16. The Clearinghouse will not retain or release personally identifiable information provided by the School  except as specifically authorized under this Agreement. The Clearinghouse may retain or release  information received from the School under this Agreement that is in aggregate or statistical form and  does not contain Social Security numbers or other personally identifiable information. The School  retains full ownership rights to the information in the education records it provides to the Clearinghouse.  Upon termination of this Agreement, the Clearinghouse will immediately discontinue use of any  information that has been provided to it by the School. The Clearinghouse agrees to destroy all  information provided under this Agreement: (1) at the School’s request; (2) when the data is no longer  needed to achieve this Agreement’s purposes, (3) upon termination of this Agreement, or (4) as  otherwise required by State or Federal law. School agrees that Clearinghouse may maintain data  provided by the State, when such data is needed to satisfy audit or other State and Federal legal and  regulatory requirements. Certification of this destruction will be at the School’s request per the Clearinghouse’s data deletion policy, or as otherwise may be required by the School.  

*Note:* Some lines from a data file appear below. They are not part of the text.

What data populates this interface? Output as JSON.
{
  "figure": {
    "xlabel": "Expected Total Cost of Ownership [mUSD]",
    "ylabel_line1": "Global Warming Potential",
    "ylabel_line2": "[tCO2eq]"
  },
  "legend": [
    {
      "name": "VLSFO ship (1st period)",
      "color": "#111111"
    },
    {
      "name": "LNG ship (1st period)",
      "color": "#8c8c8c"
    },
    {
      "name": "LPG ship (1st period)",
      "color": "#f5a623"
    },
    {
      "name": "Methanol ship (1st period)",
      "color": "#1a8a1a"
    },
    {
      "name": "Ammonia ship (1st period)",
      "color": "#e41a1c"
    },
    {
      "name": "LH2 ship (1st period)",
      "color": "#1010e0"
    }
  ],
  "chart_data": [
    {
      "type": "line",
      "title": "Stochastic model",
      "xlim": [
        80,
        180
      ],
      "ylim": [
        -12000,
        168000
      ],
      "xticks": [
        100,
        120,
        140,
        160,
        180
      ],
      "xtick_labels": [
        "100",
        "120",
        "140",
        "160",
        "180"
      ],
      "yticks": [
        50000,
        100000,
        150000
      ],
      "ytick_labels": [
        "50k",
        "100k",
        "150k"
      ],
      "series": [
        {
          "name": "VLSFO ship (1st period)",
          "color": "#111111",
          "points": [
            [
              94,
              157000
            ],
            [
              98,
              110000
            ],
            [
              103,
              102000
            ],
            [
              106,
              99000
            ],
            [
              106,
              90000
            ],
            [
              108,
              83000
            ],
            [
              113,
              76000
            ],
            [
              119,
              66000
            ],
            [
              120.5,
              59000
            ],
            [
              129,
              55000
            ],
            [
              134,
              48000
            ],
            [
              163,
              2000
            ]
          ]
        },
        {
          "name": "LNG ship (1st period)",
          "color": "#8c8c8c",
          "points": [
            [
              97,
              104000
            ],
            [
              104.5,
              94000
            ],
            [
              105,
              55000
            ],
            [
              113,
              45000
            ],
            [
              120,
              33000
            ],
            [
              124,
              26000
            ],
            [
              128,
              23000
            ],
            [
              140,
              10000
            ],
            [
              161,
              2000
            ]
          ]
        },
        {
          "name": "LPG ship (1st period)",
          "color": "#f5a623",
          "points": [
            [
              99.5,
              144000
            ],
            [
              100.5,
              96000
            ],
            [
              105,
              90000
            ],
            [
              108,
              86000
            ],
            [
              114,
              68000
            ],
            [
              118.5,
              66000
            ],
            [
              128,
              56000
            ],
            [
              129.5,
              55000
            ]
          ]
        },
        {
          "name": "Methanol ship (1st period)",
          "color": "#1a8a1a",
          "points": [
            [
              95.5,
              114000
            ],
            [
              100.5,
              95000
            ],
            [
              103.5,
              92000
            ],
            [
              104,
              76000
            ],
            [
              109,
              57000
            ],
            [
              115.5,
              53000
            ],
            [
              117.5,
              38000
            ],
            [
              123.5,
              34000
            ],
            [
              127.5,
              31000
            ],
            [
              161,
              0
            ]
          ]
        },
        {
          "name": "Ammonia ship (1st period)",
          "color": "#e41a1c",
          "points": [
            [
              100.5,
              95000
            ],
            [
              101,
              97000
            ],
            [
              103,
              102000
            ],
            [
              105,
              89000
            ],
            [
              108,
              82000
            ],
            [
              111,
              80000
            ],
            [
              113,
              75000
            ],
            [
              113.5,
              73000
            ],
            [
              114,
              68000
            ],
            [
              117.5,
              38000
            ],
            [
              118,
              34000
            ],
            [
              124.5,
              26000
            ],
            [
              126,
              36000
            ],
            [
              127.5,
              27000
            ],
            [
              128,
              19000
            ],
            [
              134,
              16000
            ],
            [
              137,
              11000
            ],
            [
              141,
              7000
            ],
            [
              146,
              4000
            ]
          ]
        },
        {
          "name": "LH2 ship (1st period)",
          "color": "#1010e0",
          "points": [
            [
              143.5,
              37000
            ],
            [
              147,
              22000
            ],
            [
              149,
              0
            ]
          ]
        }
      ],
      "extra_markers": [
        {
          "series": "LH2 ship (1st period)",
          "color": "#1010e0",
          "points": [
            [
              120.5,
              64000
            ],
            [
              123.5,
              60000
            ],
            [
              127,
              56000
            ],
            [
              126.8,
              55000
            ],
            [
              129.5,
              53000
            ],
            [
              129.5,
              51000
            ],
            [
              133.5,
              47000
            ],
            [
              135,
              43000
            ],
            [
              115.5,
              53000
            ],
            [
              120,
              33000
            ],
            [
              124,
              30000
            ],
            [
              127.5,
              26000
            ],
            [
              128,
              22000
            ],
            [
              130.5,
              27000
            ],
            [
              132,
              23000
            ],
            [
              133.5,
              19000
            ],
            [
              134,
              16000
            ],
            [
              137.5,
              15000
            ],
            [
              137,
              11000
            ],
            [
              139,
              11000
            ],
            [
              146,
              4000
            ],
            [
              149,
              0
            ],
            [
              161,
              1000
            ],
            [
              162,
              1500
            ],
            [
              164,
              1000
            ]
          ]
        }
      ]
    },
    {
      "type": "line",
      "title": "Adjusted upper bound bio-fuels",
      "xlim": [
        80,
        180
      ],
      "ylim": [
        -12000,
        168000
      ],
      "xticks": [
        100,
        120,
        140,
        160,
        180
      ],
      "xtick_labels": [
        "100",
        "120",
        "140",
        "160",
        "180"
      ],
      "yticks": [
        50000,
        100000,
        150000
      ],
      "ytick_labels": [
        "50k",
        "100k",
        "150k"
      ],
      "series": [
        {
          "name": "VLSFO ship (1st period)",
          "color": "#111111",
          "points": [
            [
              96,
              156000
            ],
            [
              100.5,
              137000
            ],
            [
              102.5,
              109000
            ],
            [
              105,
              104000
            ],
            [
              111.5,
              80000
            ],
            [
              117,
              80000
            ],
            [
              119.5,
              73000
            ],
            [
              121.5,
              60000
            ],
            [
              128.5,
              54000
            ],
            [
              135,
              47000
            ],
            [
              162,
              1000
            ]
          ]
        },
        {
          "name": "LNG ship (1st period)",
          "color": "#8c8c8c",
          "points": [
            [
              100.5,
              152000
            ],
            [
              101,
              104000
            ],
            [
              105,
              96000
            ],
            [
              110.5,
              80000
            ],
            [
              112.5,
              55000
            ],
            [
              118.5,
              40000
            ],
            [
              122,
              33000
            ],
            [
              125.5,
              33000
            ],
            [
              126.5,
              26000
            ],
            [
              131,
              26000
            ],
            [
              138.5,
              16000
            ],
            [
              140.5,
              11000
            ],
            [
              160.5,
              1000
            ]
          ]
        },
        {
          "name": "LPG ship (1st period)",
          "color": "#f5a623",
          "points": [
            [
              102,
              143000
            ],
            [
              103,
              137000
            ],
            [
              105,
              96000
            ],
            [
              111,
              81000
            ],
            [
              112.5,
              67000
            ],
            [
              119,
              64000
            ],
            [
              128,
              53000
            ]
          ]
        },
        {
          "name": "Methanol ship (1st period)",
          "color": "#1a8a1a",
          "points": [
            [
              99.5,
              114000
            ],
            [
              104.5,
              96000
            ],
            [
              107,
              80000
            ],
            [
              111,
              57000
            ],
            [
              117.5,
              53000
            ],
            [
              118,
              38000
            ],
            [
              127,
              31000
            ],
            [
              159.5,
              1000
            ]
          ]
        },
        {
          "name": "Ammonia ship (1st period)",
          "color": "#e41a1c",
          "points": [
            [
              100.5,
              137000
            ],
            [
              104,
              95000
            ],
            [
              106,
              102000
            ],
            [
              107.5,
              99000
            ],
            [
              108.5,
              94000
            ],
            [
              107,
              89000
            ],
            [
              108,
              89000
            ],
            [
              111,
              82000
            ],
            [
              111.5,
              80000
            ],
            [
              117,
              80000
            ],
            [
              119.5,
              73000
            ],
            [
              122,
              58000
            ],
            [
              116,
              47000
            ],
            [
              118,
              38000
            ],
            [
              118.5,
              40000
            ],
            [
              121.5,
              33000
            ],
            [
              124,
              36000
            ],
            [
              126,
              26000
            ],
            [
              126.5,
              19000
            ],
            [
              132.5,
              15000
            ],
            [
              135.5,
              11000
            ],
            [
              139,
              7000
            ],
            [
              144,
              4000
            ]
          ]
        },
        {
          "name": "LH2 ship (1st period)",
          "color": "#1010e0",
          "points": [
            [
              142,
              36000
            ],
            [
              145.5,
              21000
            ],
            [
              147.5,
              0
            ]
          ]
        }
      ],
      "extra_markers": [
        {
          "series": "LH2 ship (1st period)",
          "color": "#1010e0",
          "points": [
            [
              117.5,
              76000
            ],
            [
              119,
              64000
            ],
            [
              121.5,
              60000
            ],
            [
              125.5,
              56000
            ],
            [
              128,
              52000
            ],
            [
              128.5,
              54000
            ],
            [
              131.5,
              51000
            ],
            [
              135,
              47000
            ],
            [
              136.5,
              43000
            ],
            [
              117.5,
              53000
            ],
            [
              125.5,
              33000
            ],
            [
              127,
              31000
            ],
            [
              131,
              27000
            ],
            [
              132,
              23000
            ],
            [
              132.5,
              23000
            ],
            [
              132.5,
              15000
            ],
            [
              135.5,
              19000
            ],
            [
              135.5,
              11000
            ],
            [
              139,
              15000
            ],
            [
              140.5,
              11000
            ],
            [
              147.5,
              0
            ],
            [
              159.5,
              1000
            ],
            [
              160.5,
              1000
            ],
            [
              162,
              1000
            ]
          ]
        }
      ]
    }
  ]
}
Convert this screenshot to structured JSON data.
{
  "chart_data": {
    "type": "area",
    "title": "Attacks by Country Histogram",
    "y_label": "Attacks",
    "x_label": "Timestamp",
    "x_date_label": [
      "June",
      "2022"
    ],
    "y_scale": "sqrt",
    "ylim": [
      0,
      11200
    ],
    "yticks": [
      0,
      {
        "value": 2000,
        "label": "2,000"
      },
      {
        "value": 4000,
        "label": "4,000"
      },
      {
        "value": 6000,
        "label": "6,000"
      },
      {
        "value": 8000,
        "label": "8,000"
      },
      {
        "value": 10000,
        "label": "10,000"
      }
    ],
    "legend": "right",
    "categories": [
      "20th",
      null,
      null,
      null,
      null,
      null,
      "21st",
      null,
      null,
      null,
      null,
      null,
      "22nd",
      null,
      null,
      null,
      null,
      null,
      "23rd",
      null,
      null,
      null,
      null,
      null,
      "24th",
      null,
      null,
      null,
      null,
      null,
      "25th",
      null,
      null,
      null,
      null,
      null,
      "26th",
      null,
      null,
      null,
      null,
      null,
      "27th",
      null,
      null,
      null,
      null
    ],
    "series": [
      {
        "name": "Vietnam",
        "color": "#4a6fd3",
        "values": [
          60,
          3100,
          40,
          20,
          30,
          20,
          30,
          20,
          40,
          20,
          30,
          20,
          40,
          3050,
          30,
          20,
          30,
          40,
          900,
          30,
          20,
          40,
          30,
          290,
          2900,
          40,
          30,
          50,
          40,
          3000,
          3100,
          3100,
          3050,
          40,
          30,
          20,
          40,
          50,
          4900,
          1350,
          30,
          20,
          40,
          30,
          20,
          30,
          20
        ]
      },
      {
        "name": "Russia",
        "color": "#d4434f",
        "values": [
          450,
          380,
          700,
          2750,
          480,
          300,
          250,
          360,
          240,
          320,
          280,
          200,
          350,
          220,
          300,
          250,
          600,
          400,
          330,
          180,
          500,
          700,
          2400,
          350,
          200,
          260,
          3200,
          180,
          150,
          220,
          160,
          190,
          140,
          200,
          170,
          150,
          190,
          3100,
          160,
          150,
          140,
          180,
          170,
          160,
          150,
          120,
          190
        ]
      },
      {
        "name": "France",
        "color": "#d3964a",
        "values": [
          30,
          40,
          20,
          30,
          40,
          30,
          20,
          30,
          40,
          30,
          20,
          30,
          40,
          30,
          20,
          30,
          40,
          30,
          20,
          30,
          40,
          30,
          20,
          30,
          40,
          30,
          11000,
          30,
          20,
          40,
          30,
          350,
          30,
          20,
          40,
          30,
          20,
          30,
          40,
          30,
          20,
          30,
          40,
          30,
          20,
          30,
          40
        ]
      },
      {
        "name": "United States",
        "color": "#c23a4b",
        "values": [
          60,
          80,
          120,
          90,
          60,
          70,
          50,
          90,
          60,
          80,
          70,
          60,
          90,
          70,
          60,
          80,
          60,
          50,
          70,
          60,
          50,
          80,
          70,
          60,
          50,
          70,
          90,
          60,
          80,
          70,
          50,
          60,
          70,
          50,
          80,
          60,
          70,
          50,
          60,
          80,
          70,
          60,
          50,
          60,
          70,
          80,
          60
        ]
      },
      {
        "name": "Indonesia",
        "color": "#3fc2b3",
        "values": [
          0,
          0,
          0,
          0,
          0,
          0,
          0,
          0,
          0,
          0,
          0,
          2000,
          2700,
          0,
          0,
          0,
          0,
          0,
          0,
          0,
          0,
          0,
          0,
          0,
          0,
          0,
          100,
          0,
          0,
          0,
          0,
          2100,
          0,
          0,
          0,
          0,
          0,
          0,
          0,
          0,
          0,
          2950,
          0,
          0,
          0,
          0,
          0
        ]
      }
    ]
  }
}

17. In the event School is required by law or regulation to provide parents or eligible students, access to, or  correction of student data, Clearinghouse agrees to facilitate access and correction of data shared under  this Agreement.  

18. The School agrees to acknowledge in all internal and external reports, presentations, publications, press  releases, and/or research announcements that utilize StudentTracker data that the source of the data is  the StudentTracker service from the National Student Clearinghouse.  

19. The School agrees to provide all notices to the Clearinghouse under this Agreement to:  

National Student Clearinghouse
2300 Dulles Station Blvd., Suite 300
Herndon, VA 20171
Attn: Contract Administrator  

Electronically: contracts@studentclearinghouse.org  

Fax: 703-742-4234  

20. The Clearinghouse agrees to provide all notices under this Agreement to The Company. The Clearinghouse  considers the Company its primary contact for all operational and systems issues unless otherwise  instructed in writing by the School.  

21. The effective date of this Agreement is the date by which it is signed by both parties. This Agreement  will remain in effect as long as School has an active account with the Company for the services provided  under this Agreement and the Company and the Clearinghouse have an active agreement  whereby the Company is permitted to offer these services on behalf of the Clearinghouse. The parties  agree that any subsequent modifications to this Agreement will be made only in writing. The  Clearinghouse may assign this Agreement without consent to a successor or wholly owned subsidiary  with sixty (60) days notice to the Company.  

22. All representations, warranties, disclaimers of liabilities, indemnifications, and covenants between the  parties will survive the termination of this Agreement for any reason and in any manner and will  remain in full force and effect between the parties.

23. Privacy Policy. All users are bound by the terms of the application privacy policy outlined at Application Privacy Policy.